Pour une escapade gourmande entre amateurs de vin et locavores
Prévisible, la gastronomie hors de Montréal ? De moins en moins, car une nouvelle génération de chefs et de restaurateurs, après avoir fait leurs armes dans des établissements de la métropole, migrent vers les couronnes nord et sud (et au-delà !), avec au menu une approche décomplexée, des assiettes bien roulées et, alléluia, des cartes des vins qui s’aventurent hors des sentiers battus.
Depuis quelque temps, cette nouvelle garde semble avoir trouvé un terrain fertile pour s’émanciper hors de l’île. On pense à des bars à vin comme Oregon, à Laval, Deux, à Sainte-Thérèse, ou encore Comptoir, à Saint-Jean-sur-Richelieu, qui font chacun le pari de miser sur les vins nature, les importations privées et les petites cuvées. De quoi ravir les connaisseurs et les curieux expatriés de la métropole, à la recherche de nouvelles adresses à adopter.
C’est le cas du Chardo resto et bar à vin, un petit nouveau ouvert au début de l’automne, en plein centre de Bromont, dans la rue Shefford. Un projet d’un trio de jeunes restaurateurs : le chef Anthony Mesko (Bouillon Bilk, Europea) accompagné, en salle, d’Amélie Dubé et de Benoît Hébert. Ces derniers ont d’ailleurs fait partie de la toute première cohorte de lauréats de la Dotation pour les jeunes talents de Gault & Millau, le printemps dernier.
L’art de bien boire
Établi dans une petite maison de briques, le Chardo propose un intérieur moderne et épuré assez simple. À l’avant se trouve une salle rectangulaire où sont disposées la grande majorité des 45 places. Derrière un muret s’élance un long bar en bois d’une dizaine de chaises, d’où l’on peut apercevoir les cuisiniers à l’œuvre. Deux grandes fenêtres donnent sur la rue principale et, par beau temps, la terrasse… qui n’était évidemment pas ouverte lors de notre passage ; le mercure avoisinait les – 30 °C en ce glacial temps des Fêtes.

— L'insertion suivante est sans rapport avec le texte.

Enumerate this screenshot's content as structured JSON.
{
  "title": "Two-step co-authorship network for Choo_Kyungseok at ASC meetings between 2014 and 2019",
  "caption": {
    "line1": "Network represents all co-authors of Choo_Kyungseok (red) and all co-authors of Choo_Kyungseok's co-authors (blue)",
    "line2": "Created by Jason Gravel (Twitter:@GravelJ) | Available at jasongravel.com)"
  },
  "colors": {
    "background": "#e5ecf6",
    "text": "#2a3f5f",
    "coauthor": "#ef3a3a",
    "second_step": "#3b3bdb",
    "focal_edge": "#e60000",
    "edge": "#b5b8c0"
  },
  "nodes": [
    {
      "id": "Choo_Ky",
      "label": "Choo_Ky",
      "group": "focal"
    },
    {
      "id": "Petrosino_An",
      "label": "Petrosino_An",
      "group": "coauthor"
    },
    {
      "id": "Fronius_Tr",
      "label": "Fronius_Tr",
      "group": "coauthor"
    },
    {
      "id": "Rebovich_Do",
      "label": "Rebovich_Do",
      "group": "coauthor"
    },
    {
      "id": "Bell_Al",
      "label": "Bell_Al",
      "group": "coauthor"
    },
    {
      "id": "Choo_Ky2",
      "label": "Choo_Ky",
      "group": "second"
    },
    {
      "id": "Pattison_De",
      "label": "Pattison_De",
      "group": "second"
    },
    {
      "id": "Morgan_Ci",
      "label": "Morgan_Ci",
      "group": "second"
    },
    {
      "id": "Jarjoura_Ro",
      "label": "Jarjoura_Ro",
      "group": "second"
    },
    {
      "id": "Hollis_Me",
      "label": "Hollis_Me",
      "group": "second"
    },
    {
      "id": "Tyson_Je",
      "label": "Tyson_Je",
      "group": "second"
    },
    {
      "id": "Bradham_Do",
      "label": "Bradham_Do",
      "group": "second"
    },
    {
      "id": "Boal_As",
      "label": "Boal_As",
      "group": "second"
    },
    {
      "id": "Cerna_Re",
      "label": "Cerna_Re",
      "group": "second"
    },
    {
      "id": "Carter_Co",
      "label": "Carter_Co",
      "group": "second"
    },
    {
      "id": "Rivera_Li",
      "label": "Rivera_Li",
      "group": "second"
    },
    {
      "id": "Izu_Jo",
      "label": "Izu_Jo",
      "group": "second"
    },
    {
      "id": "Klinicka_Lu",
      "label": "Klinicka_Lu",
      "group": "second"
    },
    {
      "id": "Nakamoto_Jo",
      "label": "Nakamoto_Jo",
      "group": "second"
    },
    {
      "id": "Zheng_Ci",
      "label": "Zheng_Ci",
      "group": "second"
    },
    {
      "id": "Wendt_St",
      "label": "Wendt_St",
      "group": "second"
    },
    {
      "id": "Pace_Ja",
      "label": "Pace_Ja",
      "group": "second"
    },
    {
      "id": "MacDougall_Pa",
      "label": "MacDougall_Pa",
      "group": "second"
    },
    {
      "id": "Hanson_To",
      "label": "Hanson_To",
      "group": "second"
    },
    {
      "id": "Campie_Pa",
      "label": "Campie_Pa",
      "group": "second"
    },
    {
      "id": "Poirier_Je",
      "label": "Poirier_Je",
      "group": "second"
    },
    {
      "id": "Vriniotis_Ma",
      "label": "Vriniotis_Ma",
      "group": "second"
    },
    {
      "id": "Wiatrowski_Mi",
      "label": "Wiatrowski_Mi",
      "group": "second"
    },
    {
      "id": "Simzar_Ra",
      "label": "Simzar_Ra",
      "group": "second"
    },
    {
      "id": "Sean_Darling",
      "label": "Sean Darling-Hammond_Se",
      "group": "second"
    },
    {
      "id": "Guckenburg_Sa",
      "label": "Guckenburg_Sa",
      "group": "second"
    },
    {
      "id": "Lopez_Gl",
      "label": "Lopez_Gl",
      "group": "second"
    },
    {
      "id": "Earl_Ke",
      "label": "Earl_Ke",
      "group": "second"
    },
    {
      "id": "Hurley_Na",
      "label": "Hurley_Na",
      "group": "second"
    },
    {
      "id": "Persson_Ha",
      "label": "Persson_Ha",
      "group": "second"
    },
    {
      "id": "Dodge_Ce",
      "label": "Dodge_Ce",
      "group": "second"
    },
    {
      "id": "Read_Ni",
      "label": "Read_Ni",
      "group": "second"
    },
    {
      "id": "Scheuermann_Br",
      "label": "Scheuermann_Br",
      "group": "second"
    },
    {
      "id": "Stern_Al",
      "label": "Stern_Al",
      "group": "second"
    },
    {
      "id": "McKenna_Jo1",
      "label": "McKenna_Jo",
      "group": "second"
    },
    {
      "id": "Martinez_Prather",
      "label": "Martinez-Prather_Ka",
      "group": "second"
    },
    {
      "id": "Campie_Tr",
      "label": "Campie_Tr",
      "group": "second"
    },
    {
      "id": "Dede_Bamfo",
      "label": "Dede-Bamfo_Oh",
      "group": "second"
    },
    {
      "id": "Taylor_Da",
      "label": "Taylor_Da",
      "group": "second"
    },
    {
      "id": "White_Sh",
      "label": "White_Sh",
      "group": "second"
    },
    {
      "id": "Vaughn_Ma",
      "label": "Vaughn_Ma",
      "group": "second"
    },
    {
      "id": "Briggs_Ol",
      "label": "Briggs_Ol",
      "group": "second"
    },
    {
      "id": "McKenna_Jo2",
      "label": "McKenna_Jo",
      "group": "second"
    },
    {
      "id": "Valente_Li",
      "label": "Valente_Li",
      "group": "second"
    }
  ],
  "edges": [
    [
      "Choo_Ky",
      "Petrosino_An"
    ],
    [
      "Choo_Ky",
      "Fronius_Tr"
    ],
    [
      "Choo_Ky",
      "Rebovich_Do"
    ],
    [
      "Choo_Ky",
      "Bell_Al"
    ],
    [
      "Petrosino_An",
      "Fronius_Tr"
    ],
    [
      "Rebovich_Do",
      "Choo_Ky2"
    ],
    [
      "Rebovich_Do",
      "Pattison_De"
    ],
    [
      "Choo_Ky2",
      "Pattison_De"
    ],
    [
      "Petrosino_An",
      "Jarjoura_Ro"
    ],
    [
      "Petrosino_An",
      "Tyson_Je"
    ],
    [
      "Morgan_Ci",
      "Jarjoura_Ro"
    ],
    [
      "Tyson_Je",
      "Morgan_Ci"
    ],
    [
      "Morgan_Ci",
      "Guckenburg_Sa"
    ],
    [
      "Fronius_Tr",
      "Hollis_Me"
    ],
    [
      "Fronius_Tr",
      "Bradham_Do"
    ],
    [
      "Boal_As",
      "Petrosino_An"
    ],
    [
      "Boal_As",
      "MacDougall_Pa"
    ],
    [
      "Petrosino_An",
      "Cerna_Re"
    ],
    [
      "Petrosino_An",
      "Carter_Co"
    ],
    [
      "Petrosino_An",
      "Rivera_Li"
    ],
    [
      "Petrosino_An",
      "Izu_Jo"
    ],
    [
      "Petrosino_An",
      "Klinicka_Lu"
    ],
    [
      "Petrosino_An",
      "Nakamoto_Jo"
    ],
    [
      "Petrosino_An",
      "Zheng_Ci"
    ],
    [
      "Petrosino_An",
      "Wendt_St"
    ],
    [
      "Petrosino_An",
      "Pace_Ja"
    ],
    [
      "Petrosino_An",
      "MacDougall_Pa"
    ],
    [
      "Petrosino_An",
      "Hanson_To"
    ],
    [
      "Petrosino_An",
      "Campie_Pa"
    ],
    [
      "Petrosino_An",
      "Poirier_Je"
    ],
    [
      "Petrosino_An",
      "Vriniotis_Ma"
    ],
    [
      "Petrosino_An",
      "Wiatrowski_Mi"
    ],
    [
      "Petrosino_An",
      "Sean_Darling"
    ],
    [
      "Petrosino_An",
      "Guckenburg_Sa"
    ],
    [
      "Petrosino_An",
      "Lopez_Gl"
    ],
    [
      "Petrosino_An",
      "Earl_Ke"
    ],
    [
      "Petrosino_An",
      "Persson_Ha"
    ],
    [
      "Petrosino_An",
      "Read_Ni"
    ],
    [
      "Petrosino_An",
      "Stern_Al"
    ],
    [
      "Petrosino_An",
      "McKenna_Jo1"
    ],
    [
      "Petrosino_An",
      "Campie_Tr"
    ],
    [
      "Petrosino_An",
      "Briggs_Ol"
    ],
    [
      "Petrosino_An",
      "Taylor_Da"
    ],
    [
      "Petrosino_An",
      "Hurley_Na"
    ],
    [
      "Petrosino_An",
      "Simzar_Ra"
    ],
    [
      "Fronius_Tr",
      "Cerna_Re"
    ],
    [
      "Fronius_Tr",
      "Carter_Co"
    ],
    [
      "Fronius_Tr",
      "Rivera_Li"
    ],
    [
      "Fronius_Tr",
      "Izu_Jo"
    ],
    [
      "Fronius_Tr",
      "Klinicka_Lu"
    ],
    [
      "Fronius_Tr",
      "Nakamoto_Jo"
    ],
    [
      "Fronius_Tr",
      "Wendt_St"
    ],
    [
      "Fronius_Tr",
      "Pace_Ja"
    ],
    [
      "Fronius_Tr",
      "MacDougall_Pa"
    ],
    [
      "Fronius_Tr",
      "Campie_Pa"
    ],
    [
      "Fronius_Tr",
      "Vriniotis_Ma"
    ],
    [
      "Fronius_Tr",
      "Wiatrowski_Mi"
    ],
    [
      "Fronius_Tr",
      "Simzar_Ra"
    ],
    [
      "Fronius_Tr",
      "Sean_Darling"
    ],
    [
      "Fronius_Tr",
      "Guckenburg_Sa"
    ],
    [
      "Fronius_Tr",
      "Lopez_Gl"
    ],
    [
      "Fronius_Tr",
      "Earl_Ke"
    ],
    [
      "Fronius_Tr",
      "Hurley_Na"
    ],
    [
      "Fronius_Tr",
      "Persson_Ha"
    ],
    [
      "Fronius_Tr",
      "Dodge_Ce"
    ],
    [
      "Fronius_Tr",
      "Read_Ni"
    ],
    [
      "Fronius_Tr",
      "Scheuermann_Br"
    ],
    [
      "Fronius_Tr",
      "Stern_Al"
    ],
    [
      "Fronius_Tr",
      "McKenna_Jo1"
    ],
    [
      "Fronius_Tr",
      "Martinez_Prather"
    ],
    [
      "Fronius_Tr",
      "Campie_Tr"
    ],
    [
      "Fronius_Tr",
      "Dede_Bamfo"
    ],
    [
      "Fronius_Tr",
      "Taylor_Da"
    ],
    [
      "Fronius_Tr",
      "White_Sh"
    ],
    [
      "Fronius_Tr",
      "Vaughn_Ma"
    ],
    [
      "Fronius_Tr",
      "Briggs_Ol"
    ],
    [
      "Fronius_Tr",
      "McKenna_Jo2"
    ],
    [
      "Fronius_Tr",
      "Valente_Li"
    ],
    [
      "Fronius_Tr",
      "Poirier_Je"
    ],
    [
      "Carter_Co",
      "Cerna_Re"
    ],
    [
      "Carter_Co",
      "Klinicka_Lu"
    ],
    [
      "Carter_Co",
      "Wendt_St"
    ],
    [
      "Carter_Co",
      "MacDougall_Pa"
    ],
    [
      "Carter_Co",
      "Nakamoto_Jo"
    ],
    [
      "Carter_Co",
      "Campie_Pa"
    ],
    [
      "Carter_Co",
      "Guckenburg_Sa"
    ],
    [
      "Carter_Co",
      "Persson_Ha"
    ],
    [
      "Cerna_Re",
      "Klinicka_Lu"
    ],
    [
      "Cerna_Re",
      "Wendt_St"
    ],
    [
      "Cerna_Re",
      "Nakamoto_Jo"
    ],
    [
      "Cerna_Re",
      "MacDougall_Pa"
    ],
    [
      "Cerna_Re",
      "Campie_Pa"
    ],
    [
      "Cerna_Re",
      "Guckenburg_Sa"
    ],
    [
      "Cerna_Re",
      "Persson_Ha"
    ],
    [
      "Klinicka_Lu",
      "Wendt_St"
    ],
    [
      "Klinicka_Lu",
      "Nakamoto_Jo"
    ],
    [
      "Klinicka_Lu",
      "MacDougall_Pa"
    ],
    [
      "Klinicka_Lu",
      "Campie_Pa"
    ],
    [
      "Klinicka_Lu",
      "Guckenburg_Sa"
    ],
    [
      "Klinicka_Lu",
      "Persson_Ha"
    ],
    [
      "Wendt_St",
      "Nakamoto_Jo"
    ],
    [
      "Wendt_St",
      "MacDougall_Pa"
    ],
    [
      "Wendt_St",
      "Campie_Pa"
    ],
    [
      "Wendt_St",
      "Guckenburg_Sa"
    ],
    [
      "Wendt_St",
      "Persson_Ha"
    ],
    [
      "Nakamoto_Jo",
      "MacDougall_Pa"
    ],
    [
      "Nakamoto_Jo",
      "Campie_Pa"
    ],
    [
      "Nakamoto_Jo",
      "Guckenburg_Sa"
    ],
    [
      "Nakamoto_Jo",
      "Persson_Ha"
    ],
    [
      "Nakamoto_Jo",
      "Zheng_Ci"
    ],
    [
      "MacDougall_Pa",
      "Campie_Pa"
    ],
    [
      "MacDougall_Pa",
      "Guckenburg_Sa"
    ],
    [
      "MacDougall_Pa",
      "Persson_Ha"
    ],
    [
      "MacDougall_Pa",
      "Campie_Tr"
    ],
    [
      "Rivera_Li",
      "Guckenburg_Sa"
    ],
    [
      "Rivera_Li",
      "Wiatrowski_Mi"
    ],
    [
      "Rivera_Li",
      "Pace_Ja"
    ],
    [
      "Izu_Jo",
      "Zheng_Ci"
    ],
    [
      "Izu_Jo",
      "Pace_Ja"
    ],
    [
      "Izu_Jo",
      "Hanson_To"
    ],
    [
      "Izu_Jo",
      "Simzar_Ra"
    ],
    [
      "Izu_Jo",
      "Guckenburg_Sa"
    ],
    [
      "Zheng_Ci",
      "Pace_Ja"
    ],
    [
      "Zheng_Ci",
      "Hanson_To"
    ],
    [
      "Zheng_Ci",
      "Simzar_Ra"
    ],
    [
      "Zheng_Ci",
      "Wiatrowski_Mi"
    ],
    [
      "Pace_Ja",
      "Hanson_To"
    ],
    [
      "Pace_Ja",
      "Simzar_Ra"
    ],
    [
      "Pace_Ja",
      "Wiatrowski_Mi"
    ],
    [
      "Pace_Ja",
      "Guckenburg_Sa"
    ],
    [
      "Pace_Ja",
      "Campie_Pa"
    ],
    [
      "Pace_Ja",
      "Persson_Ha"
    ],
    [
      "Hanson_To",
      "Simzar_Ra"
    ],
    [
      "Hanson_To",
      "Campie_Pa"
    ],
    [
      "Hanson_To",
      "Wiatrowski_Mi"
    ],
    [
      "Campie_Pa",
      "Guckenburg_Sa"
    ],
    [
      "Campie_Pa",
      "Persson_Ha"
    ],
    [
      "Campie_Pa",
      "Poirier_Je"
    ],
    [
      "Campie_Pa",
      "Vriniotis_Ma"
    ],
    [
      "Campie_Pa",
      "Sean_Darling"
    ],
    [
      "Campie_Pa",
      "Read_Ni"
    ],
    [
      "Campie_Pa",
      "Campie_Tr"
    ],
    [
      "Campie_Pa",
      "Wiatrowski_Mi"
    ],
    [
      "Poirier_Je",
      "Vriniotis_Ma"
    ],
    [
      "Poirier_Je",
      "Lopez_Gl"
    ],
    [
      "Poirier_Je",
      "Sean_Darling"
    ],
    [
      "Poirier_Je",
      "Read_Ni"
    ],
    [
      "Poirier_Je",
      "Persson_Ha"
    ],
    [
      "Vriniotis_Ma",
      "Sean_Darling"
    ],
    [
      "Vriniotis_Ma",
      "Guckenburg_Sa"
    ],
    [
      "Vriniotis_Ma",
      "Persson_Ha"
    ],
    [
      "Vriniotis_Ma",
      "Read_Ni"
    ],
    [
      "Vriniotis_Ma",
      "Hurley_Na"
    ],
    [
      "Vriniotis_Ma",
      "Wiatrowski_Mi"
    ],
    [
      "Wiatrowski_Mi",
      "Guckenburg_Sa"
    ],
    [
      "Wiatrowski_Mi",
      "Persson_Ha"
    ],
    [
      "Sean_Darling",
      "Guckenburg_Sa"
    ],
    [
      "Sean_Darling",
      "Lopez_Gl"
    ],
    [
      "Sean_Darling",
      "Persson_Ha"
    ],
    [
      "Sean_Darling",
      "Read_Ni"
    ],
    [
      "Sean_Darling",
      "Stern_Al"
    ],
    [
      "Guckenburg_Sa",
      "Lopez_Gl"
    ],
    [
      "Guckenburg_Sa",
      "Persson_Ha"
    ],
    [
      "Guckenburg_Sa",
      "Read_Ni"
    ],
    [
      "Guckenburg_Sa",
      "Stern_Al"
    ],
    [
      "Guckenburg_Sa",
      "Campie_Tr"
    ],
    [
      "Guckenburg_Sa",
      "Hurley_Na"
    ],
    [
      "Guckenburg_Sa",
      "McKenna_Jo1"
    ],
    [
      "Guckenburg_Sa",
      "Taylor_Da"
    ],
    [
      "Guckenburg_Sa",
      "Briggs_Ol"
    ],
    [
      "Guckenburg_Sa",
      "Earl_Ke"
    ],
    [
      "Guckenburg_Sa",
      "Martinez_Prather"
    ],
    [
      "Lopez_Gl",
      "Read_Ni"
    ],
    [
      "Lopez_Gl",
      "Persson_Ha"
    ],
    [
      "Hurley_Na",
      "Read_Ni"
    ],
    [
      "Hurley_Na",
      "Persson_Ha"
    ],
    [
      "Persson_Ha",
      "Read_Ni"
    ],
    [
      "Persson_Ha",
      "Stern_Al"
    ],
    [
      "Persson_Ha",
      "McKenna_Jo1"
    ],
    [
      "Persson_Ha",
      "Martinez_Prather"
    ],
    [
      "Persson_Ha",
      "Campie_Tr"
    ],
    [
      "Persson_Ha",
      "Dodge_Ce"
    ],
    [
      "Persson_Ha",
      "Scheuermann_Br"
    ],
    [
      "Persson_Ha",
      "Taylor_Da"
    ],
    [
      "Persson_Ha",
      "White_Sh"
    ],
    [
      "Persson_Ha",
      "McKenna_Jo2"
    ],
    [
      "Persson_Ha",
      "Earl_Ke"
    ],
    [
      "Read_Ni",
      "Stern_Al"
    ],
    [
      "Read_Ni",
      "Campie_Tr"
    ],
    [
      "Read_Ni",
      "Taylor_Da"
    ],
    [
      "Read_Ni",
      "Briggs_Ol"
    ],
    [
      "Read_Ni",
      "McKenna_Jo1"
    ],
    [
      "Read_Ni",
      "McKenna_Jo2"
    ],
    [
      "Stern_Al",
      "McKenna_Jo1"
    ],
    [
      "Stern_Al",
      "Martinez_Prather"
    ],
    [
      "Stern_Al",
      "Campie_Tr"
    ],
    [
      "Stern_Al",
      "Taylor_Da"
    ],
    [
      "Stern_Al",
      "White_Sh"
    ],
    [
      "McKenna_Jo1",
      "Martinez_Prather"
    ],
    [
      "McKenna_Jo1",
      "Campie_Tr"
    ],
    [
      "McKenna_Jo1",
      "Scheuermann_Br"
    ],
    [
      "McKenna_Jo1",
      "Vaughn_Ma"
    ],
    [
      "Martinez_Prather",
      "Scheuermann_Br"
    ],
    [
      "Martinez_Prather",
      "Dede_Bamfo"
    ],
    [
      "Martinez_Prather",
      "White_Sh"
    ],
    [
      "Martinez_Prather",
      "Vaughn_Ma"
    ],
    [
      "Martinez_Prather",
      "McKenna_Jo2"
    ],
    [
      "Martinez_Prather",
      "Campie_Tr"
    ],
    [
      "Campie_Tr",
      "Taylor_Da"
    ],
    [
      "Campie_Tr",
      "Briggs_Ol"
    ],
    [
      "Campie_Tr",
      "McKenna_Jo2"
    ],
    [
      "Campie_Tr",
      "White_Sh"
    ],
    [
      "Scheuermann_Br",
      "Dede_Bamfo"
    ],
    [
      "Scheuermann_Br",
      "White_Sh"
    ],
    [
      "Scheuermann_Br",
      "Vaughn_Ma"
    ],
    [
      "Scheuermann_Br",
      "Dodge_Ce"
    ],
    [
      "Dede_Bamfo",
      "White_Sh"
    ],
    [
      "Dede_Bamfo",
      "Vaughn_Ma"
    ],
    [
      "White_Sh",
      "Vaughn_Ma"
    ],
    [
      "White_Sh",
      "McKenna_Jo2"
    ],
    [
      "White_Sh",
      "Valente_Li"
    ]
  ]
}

Pas de fioritures côté décor, donc, mais un environnement où l’on a mis les attentions à la bonne place (par exemple, de belles chaises confortables en velours gris bleuté en salle) et où, surtout, on est accueilli avec le sourire, de façon affable, par le personnel éminemment sympathique. En quelques instants, on s’y sent chez soi.
Assis au bar avec ma comparse de la soirée, c’est d’abord la carte des vins et alcools qui attire notre attention.
Vins bios ou nature, le jus « vivant » est à l’honneur chez Chardo, qui fait le pari d’intéresser la clientèle à ce type de produits – d’ici et d’ailleurs, plusieurs bouteilles québécoises se taillant une jolie place dans la sélection.
Un pari réussi. Les néophytes comme les connaisseurs y trouveront leur compte puisque l’endroit se fait un point d’honneur de proposer avant tout des bouteilles qui se boivent bien, peu importe qu’on ait les papilles exploratrices ou non. Saluons au passage l’offre intéressante de vin orange au verre, une belle façon de s’initier à ce type de vinification.
Sur les bons conseils de Benoît, un passionné de bonnes choses à boire, c’est d’ailleurs sur deux sélections de vins orange, vifs, frais et fort agréables en bouche (Dinavolino de Denavolo et Orange One de Paraschos), que notre choix s’arrête pour le souper. Mais d’abord, nous débutons de belle façon avec un cidre nature québécois de Clos Saragnat, une charmante découverte qui ouvre l’appétit.
Dans la forêt
L’offre au Chardo s’appuie sur deux lignes directrices : une carte de vins vivants puis, dans l’assiette, un penchant affirmé pour la cuisine sauvage et locale. Les produits des forêts et lacs québécois, issus de la cueillette et de la pêche, occupent une place de choix sur la carte. Pensez champignons des bois, doré, cœurs de fenouil, gadelles et même du chaga, un champignon aux multiples propriétés poussant sur l’écorce des arbres qui se glisse dans la carte des desserts.
Sans rien révolutionner, la cuisine du Chardo se distingue par l’utilisation d’ingrédients moins communs, apprêtés et combinés avec inventivité, pour un résultat généralement fort savoureux et bien présenté.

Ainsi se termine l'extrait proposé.